According to perspectivism, we agree on [basic facts, like that Paris is the capital of France] not because these propositions are ‘objectively true,’ but by virtue of sharing the same perspective. … but when it comes to issues such as morality, religion and politics, agreement is much harder to achieve.

While it is doubtful whether Trump has ever heard of Nietzsche — and even more doubtful whether he could get through one paragraph of the philosopher’s cryptic prose — the president is quite the perspectivist in his own crass and superficial way (much as he is a crude caricature of Nietzsche’s idealized Übermensch). In his Time interview, the president claimed to be a very “instinctual person,” which one can take to mean that he seldom questions his own perspective or feels the need to verify a claim that he feels in his gut before stating it as fact (even when, as president of the United States, he has access to top secret information).

If there are really no facts and only interpretations, and if millions of Americans are ready to unthinkingly embrace your perspective, then why bother adhering to a rigid line that separates fact from fiction? If you interpret a period of cold weather as evidence that climate change isn’t happening, and if millions of other people agree with your point of view, then climate change is a hoax. If your subjective experience perceives record attendance at the inauguration, then there was record attendance — aerial photographs that prove otherwise are simply illustrating another perspective.

Nietzsche was a major influence on the French postmodern philosophers of the late 20th century, who adopted a similar perspectivist view of objective truth and rejected the “grand narratives” of the Enlightenment and modernism. (Not surprisingly, these thinkers do not have a good reputation in the scientific community; see the notorious Sokal affair). As a philosophical movement, postmodernism is mostly known for the contention that all human knowledge is a product of social constructions and competing narratives — including scientific knowledge, which is no more or less true than, say, Jacques Derrida’s theory of deconstruction.

While prominent postmodernist thinkers were almost all on the left, and used their theories to critique dominant ideologies and powerful interests, their work did not go unnoticed by those on the right. In an interview with the New Yorker last October, Mike Cernovich, one of the leading online personalities of the alt-right, discussed postmodernism and the importance of narratives: “Let’s say, for the sake of argument, that Walter Cronkite lied about everything. Before Twitter, how would you have known? Look, I read postmodernist theory in college. If everything is a narrative, then we need alternatives to the dominant narrative.” Like many other alt-right figures Cernovich made his name on Twitter, which has become an invaluable tool for promoting different “narratives,” whether it be climate change denialism or voter fraud conspiracy theories or fables of the deep state.

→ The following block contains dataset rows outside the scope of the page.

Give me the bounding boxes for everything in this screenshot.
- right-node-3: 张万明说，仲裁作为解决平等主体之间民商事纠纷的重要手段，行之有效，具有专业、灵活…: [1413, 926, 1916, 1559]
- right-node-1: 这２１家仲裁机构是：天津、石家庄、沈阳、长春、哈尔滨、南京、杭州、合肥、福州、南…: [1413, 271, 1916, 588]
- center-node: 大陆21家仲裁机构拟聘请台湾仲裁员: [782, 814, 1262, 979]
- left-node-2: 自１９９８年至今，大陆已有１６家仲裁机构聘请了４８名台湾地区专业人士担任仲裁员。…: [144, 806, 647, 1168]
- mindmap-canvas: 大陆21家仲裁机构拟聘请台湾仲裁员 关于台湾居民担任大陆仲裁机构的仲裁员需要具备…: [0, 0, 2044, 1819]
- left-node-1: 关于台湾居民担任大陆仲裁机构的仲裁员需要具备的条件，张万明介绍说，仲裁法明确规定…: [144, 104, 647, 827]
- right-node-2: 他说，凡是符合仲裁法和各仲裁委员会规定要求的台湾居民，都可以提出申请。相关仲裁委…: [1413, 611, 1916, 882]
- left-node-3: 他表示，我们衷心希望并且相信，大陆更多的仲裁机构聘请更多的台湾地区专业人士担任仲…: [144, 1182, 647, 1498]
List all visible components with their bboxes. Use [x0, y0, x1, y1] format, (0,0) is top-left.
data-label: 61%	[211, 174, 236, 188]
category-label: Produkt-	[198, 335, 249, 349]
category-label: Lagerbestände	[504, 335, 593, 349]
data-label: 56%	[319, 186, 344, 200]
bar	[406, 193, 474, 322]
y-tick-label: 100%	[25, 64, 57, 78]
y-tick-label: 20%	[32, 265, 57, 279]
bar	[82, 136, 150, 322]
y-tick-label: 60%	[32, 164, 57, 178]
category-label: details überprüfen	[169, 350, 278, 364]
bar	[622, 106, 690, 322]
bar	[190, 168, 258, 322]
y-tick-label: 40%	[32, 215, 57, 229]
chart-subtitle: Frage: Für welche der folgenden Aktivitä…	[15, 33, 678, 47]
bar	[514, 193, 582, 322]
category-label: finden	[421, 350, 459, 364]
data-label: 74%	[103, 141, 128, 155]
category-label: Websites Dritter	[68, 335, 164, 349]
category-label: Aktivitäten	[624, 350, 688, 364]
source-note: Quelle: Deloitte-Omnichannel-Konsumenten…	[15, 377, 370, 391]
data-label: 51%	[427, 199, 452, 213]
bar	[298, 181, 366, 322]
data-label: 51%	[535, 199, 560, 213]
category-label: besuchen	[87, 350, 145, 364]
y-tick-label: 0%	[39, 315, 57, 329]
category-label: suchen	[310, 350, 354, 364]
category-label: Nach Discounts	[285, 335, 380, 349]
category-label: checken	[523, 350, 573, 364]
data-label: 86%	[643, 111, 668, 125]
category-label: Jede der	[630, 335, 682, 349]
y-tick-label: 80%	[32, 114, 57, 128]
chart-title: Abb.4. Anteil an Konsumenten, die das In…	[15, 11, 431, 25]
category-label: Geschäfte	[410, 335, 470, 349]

So the right has managed to successfully adopt a postmodern style of politics, where alternative facts counter objective truth and alternative narratives create a new, paranoid picture of the world. It is far from certain, however, that this kind of postmodern (or post-truth) politics is sustainable in the long run — especially now that Trump and the Republican Party are in control of the government.

Two and a half months into his term, Trump’s presidency has been nothing short of a disaster, and this is largely because the president has shunned experts who operate in the real world (like, er, scientists), while surrounding himself with know-nothing sycophants who dare not contradict his fact-free worldview. If Trump continues to govern as a post-truth president disconnected from reality, all signs point to an eventual collapse. Then again, it’s all a matter of perspective.